The Japanese salaryman サラリーマン
Salarymen in Tokyo
Salarymen (and office ladies) at a nomikai in Kumamoto
Salarymen during rush hour at Shinjuku station
An essential part of the Japanese economy
Shinjuku station, 8pm: among the Japanese youths swearing the colorful latest fashions, a tide of men in identical suits and ties rushes in, briefcases and umbrellas in hand. The salaryman, the symbol of Japan's post-war economic success, is finishing another long day of work.
A lifetime commitment
The economic model built after the war consisted, at the level of employees and non-managerial executives, of recruiting "white-collar workers" straight from university, who would join one of the big Japanese companies and build their career.
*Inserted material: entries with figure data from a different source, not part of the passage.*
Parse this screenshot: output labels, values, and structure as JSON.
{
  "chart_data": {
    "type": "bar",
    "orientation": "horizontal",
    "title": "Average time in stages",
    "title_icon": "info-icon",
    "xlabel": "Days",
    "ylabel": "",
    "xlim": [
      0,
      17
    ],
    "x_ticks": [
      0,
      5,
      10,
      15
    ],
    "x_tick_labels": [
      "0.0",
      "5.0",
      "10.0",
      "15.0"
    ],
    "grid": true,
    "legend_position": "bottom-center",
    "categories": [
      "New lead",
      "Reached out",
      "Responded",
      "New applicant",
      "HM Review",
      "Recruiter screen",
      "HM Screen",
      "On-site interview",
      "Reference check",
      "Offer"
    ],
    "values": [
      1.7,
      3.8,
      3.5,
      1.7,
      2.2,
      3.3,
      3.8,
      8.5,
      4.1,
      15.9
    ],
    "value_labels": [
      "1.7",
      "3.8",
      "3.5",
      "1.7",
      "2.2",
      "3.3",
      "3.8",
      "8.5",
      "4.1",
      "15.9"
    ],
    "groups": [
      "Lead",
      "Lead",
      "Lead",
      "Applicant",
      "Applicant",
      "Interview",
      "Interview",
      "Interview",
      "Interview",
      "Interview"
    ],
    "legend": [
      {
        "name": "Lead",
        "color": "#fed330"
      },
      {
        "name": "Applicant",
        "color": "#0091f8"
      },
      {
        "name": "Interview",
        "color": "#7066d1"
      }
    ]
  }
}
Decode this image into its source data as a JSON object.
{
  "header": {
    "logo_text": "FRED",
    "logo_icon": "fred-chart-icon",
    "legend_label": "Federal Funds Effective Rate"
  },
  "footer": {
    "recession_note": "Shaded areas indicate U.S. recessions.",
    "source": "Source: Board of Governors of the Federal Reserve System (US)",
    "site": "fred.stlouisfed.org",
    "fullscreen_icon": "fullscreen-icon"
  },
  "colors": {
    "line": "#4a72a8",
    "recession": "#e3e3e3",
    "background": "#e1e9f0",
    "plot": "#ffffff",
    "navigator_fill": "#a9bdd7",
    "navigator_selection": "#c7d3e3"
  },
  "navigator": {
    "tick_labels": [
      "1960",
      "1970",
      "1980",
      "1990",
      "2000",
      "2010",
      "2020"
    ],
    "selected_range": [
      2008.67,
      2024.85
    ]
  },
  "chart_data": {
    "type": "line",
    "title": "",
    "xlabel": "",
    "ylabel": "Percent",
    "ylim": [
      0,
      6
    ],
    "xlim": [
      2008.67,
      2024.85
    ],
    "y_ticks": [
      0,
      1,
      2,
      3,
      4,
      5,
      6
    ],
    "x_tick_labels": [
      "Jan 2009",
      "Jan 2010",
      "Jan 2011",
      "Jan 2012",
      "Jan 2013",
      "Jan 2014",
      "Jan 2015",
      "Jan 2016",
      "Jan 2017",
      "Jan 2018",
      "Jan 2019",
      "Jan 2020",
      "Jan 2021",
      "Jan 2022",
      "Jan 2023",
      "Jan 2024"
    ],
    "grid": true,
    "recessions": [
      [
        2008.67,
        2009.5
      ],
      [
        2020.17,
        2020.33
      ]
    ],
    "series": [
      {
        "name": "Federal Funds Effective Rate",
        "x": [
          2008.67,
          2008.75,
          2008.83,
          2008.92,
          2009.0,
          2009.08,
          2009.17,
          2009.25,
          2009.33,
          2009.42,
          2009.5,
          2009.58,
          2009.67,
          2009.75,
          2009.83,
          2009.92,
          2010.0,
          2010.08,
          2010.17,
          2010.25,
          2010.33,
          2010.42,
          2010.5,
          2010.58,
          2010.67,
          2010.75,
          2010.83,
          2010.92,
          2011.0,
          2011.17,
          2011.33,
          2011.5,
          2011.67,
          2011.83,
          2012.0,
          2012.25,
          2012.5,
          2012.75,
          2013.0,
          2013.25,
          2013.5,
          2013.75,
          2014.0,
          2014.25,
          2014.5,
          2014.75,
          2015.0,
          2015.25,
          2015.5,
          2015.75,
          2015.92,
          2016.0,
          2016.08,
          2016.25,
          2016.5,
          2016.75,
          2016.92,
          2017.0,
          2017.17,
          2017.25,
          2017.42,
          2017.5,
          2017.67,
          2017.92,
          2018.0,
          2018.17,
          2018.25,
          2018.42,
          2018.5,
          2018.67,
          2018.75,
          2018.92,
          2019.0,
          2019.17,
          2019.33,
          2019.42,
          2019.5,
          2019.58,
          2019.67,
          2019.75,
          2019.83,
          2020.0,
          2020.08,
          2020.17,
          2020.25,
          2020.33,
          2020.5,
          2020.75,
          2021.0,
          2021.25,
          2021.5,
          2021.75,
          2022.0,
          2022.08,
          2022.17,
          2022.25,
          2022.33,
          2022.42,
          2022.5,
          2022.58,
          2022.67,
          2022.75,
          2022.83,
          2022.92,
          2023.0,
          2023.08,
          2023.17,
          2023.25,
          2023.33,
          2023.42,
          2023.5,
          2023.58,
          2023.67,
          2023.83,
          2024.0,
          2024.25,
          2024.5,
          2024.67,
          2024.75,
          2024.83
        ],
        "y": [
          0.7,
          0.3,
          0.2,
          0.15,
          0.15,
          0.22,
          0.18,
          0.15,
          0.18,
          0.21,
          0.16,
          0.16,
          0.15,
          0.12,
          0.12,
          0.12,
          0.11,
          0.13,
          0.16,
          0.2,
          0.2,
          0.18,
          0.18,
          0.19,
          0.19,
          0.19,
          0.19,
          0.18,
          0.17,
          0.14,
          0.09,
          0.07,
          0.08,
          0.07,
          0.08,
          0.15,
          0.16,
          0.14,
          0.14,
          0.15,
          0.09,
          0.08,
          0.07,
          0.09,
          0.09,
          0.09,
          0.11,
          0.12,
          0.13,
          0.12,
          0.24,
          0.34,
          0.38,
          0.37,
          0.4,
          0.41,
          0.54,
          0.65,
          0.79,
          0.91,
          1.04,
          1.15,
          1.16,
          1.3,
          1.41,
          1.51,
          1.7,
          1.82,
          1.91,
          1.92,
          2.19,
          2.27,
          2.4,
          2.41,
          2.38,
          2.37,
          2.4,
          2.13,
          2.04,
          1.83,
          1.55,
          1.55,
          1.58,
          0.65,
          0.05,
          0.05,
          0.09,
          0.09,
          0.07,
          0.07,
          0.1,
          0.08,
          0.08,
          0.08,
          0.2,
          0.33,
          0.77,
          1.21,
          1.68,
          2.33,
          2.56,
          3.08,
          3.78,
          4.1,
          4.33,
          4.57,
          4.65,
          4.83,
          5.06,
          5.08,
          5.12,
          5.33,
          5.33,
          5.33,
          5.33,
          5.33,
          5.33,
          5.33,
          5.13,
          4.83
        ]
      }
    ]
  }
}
The salaryman was granted employment for life, with a very low chance of dismissal, in exchange for which they gave their complete loyalty to the company, with regards to other companies or even their family life. This model, although less prevalent since the crisis of the 1990s and the "lost decade", remains widespreas in the country.
The company as a center of social life
The salaryman's working hours are known to be long, easily reaching 12 hours a day. These long hours aren't the only link connecting the salaryman to their employer. Indeed, even after work is over, many of them participate in activities with colleagues, and every evening the busy streets of the Japan's cities see clusters of men in suits going to an izakaya to participate in a nomikai, or heading to a hostess bar. This sociability, found at the bottom of a glass of alcohol, has a
huge impact on the salaryman's family and social life outside work, as he often comes home on the last train and has just enough energy to go to bed before returning to the office early the next morning.
The salaryman in Japanese culture
In Japanese culture the salaryman is often an object of ridicule or even contempt. He is seen as a mindless soldier with a bland personality, nonexistent outside his professional circle. This negative image particularly developed from the bursting of the housing bubble and the so-called "lost decade" of the 1990s, during which becoming a salaryman looked far less appealing to the younger generation, who began to question the system and look for alternative ways to live and work.